A final reckoning, a snapping of sanity and family ties has Suzy committing an act of violence from which there is no return. Lim, her older brother, her protector, takes her on the run and it is as if the floodgates have opened to a deluge of feelings expressed through use, abuse and violence. They cut a swathe through town and country alike until, at appropriately enough, a side show, they are caught.
The words which Suzy uses to describe what she has been through, witnessed and suffered through are not lingered on, the sheer awfulness does not need to be, as there brief recaps are all her fragile mind can cope with.
Is she a monster? Was she always such? Is it hereditary?
These questions plague her, as they would any child which turns against the parents who, society teaches, are supposed to love their offspring unconditionally, and, if necessary, die for them. So when that parent does not supply the nurture expected from them, the child blames themselves and sees that they must be some kind of monster. It is completely untrue, but this is what a child, Suzy’s, mind believes.
She details how she wishes she could be seen as more than mounds and holes for people to grab, take,exploit, devour and stick themselves into.
There was no evil in the world that was not man’s work.
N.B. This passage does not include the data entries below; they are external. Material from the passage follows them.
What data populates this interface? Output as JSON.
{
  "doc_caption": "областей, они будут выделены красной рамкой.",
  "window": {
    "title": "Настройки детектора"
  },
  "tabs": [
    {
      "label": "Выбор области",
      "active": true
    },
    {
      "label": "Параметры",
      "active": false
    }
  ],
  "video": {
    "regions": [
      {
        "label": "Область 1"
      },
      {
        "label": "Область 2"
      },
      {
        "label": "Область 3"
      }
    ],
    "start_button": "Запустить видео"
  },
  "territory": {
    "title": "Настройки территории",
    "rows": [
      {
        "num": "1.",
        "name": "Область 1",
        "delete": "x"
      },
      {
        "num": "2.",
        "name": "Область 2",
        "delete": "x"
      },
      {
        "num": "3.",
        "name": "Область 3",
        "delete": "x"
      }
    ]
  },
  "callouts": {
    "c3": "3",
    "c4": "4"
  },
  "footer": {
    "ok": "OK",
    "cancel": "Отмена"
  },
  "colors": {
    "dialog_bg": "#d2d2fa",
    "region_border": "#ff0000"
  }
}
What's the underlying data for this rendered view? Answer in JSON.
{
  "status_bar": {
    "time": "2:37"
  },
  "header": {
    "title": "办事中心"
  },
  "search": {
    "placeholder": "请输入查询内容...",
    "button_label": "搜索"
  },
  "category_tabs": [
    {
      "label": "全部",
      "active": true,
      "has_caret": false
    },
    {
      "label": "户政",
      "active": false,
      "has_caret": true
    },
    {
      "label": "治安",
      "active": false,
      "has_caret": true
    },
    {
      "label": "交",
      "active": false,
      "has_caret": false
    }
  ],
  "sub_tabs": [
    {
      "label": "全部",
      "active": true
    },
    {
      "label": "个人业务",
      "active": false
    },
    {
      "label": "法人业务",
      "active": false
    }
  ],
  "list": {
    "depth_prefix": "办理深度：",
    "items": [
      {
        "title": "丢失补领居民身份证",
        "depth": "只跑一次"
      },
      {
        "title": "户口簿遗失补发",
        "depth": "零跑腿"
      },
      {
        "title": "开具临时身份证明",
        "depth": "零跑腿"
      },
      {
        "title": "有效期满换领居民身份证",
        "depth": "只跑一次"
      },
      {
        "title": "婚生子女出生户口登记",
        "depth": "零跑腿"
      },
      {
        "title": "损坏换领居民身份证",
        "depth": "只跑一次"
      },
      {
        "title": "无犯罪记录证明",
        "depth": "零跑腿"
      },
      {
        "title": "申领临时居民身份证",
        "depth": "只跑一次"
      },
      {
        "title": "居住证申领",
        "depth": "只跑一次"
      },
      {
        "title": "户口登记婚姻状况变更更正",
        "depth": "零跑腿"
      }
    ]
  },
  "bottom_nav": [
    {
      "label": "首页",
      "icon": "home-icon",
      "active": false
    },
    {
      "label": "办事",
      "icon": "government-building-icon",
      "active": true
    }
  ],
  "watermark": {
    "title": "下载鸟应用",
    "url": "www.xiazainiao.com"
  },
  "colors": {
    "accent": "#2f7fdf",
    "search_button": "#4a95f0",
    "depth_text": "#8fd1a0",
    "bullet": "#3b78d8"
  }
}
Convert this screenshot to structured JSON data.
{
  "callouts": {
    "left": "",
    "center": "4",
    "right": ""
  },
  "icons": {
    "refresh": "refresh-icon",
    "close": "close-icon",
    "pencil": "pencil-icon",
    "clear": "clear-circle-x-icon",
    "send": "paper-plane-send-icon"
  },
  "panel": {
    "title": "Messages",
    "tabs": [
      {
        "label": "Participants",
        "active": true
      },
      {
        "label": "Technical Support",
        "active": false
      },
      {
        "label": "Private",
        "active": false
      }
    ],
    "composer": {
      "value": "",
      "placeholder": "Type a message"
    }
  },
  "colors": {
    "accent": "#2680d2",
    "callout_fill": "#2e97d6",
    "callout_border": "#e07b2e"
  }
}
And there was no man in the world that was not woman’s work.”
She reads her True Crime magazine almost obsessively, not able to relate what she is reading, and can identify as a crime, with her real life. The women in it, those who have been killed and are displayed in the naked glory of their deaths have been immortalised by the actions of monsters.
As she and Lim take off on their inevitably futile flight, Suzy comes across people outside of her sphere of existence, so-called normal folk, but is anyone truly normal? As she laments that people cannot see the monster which lies underneath her skin and straddles her bones, she, too, cannot see the monster in others and this seems to be the meanest and cruellest trick which life has played on her and her brother.
Their familial link is through combined experience, abuse and exploitation and without the constructs around them, who, then, are they?
It is as though with the death of Mama, it has released all these pent up feelings, the fences coralling murderous intent are no longer there and they can reach out and take, for as long as they are able.
The men they encounter still see Suzy as consumable, and, I think, it is no accident that she begs Lim to take her to the fair, to see the exhibited show pigs and to find out why, exactly, they are ‘show’ not regular pigs.
What she sees is horrific, boys who continue to sexualise her whilst staring at 3 , trapped and disabled pigs.
As she lies on the floor, knocked down by a parent whose son she attacks for poking the pigs, with stunning clarity she sees that these poor specimens were made freaks, they were not born.
I don’t want to give too much away, as it is a short novel which took me possibly 2-3 hours to read(with necessary breaks as some parts are super hard to swallow). And after, I sat for another good couple of hours processing why that novella felt like it reached down my throat and squeezed a vital organ until it went pale and began to necrotise.
We all have the potential to make, raise, become, a monster.
As Suzy says, she doesn’t really need anyone-
” At least not any more than a carpenter needs a hammer.
And I could always find a new hammer.’
About the author…
Samantha Kolesnik is an award-winning writer and film director living in central Pennsylvania.
Her screenplays and short films have been recognized at top genre film festivals. Her debut, True Crime, is out now.
She is also the Bram Stoker Award-nominated editor of ‘Worst Laid Plans:An Anthology Of Vacation Horror’, the first horror anthology from , which is now being adapted into a feature film.